Depoimento de Mauro Cid à PF denuncia suposto uso de recursos do setor por Braga Netto
A Frente Parlamentar da Agropecuária (FPA) repudiou, por meio de nota, a associação do setor agropecuário a atos golpistas. A reação ocorre após depoimento à Polícia Federal do tenente-coronel, Mauro Cid, ex-ajudante de ordens de Jair Bolsonaro (PL), em que afirmou que recursos para viabilizar a suposta tentativa de golpe tinham origem no agronegócio brasileiro.
Cid afirmou que o ex-ministro Walter Braga Netto, preso no sábado (14), recebeu os recursos e os repassou ao major Rafael de Oliveira, que os transportou em uma sacola de vinho.

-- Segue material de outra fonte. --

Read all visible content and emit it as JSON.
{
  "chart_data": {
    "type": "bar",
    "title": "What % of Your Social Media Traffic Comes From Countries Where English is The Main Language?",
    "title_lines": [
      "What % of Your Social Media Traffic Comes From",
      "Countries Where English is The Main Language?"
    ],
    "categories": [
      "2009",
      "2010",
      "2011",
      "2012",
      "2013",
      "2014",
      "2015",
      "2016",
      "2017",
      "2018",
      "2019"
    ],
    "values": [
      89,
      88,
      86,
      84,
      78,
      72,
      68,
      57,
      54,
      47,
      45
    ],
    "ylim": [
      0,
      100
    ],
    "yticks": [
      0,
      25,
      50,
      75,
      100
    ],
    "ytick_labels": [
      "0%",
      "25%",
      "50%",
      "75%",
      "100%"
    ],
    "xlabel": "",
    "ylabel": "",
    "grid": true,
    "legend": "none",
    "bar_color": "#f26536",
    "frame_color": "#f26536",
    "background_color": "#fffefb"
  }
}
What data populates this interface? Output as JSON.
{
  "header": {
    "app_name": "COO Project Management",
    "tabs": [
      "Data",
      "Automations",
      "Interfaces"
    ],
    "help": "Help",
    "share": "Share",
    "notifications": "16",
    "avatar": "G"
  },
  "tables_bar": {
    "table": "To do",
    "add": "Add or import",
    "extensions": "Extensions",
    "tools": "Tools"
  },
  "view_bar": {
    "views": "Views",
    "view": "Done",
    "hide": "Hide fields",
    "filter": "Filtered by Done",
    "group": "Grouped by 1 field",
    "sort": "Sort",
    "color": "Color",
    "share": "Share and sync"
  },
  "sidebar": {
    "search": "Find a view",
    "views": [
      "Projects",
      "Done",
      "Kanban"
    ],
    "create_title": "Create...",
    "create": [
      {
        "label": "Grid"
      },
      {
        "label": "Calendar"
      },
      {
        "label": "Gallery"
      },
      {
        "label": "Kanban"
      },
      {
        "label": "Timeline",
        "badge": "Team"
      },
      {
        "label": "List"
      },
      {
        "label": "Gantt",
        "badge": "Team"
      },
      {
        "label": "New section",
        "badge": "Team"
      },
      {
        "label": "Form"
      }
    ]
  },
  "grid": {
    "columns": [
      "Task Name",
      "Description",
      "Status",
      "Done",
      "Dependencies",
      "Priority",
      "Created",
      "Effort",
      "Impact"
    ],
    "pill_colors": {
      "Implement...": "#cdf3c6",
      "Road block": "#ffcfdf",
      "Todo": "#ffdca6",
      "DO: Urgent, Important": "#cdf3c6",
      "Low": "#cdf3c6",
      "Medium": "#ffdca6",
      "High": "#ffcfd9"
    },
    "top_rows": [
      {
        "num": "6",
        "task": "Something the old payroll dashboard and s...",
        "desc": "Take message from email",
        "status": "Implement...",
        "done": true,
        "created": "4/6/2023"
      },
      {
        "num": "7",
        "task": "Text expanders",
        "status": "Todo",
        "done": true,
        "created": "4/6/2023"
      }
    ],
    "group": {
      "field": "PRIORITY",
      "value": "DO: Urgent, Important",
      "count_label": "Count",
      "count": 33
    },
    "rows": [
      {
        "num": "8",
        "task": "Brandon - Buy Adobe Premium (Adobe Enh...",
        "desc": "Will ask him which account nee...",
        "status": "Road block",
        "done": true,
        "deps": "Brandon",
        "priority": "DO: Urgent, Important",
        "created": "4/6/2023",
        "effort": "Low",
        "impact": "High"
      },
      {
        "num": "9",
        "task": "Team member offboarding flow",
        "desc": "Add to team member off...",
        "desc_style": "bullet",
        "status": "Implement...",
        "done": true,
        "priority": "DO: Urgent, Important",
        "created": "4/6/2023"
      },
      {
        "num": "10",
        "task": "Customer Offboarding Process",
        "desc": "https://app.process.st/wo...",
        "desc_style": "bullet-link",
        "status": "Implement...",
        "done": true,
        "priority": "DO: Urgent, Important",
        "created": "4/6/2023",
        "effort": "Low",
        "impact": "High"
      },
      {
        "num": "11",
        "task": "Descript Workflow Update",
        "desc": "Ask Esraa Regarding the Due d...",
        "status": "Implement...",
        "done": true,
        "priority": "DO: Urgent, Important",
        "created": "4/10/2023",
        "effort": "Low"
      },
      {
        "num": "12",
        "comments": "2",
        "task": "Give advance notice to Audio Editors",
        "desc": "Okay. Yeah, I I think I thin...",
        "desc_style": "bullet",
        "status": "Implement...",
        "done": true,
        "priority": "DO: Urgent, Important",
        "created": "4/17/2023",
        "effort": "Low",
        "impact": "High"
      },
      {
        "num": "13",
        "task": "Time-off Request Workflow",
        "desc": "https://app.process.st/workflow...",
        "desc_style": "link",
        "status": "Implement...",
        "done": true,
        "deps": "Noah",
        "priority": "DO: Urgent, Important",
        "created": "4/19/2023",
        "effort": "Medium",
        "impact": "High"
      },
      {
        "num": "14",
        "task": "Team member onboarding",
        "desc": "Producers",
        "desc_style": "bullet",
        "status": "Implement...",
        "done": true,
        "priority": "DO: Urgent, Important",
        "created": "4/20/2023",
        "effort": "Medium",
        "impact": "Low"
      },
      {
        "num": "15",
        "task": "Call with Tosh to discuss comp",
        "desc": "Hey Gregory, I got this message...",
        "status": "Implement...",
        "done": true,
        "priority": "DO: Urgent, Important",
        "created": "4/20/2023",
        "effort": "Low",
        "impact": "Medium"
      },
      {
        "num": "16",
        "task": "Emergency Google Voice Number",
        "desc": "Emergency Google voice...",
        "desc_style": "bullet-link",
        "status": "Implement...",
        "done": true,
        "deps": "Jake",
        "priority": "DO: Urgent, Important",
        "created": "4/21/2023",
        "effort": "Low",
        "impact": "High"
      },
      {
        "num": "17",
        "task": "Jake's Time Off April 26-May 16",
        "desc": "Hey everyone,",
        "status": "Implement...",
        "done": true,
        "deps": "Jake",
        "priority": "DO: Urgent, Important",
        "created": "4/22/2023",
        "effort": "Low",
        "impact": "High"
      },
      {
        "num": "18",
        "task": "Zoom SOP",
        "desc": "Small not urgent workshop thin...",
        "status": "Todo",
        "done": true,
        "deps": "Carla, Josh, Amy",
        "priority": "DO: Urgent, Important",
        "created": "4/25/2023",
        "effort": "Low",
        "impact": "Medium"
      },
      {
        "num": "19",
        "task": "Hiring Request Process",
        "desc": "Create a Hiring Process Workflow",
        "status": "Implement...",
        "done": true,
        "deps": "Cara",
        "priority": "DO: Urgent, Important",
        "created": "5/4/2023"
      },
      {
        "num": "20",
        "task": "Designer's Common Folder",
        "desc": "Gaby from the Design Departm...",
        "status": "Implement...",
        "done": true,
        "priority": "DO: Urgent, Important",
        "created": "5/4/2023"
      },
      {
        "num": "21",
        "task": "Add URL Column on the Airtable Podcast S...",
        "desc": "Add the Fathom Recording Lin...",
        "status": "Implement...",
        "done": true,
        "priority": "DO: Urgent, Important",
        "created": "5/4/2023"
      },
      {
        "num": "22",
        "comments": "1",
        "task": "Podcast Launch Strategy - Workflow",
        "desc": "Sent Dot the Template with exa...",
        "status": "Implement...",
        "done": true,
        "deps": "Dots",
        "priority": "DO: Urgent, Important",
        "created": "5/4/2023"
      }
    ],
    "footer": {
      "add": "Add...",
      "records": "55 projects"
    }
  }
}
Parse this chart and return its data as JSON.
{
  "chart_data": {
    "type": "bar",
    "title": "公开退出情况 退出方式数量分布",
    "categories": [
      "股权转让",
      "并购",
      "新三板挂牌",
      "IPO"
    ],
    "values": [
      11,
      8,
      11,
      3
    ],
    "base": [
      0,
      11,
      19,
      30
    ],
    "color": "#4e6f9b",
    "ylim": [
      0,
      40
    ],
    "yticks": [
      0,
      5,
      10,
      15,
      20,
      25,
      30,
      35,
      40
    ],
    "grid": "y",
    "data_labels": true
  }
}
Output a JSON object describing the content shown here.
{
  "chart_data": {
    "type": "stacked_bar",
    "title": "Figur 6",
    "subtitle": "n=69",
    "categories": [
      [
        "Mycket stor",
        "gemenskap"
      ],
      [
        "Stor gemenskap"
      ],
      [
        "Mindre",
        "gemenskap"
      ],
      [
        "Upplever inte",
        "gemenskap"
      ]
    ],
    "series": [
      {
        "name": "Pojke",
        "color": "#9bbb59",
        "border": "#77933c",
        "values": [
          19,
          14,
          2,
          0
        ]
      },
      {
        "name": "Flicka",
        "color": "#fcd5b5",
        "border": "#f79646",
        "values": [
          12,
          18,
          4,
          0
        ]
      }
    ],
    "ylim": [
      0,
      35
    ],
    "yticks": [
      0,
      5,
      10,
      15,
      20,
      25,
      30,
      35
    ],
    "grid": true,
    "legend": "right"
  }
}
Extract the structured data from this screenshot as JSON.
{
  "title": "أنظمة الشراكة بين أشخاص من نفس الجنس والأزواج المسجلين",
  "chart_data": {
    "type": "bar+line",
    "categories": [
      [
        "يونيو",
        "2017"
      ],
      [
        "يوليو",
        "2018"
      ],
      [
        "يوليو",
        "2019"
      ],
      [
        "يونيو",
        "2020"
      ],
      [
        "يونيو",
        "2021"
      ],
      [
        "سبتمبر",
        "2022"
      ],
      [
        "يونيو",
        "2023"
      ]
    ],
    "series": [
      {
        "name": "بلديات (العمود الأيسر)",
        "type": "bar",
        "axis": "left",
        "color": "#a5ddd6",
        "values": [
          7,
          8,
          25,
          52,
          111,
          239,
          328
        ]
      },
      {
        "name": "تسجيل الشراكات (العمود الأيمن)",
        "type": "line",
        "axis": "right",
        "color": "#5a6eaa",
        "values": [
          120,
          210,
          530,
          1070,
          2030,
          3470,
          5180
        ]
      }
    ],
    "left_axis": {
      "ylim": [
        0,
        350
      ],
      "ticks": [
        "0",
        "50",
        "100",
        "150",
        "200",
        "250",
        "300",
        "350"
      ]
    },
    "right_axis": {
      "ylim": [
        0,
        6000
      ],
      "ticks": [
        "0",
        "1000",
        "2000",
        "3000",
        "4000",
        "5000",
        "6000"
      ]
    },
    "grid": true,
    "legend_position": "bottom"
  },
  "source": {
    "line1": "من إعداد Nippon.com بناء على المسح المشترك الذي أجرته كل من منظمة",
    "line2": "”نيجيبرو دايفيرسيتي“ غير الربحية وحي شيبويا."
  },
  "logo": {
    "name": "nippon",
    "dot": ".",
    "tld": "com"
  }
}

De acordo com Cid, Braga Netto disse que o financiamento provinha do “pessoal do agronegócio”.
Imparcialidade nas investigações
A bancada do agro defendeu que as investigações sejam conduzidas “com urgência e rigor”, assegurando imparcialidade na apuração das suspeitas. “A Frente Parlamentar da Agropecuária (FPA) reforça a importância de que as investigações sejam conduzidas com urgência e rigor, apurando todos os indícios de ações criminosas de forma imparcial”, defendeu bancada presida pelo deputado Pedro Lupion (PP-PR).
Generalização
“É inadmissível que ações isoladas sejam usadas para generalizar e comprometer a imagem de um setor econômico composto por mais de 6 milhões de produtores e que desempenha papel fundamental no desenvolvimento do país”, afirmou a FPA.
E acrescentou: “A FPA destaca a necessidade de que as investigações sejam conduzidas de forma legal, transparente, equilibrada e em estrita observância ao que determina a Constituição Federal”.
O plano de golpe segundo a PF
A Polícia Federal afirma que o plano de golpe envolvia a execução do presidente Lula, do vice-presidente Geraldo Alckmin (PSB) e do ministro Alexandre de Moraes, do Supremo Tribunal Federal (STF). As investigações apontam que o ex-ministro Walter Braga Netto teria atuado como coordenador. Além disso, ele é investigado por tentar acessar informações da delação premiada de Mauro Cid. A defesa de Braga Netto refuta qualquer acusação de obstrução das investigações.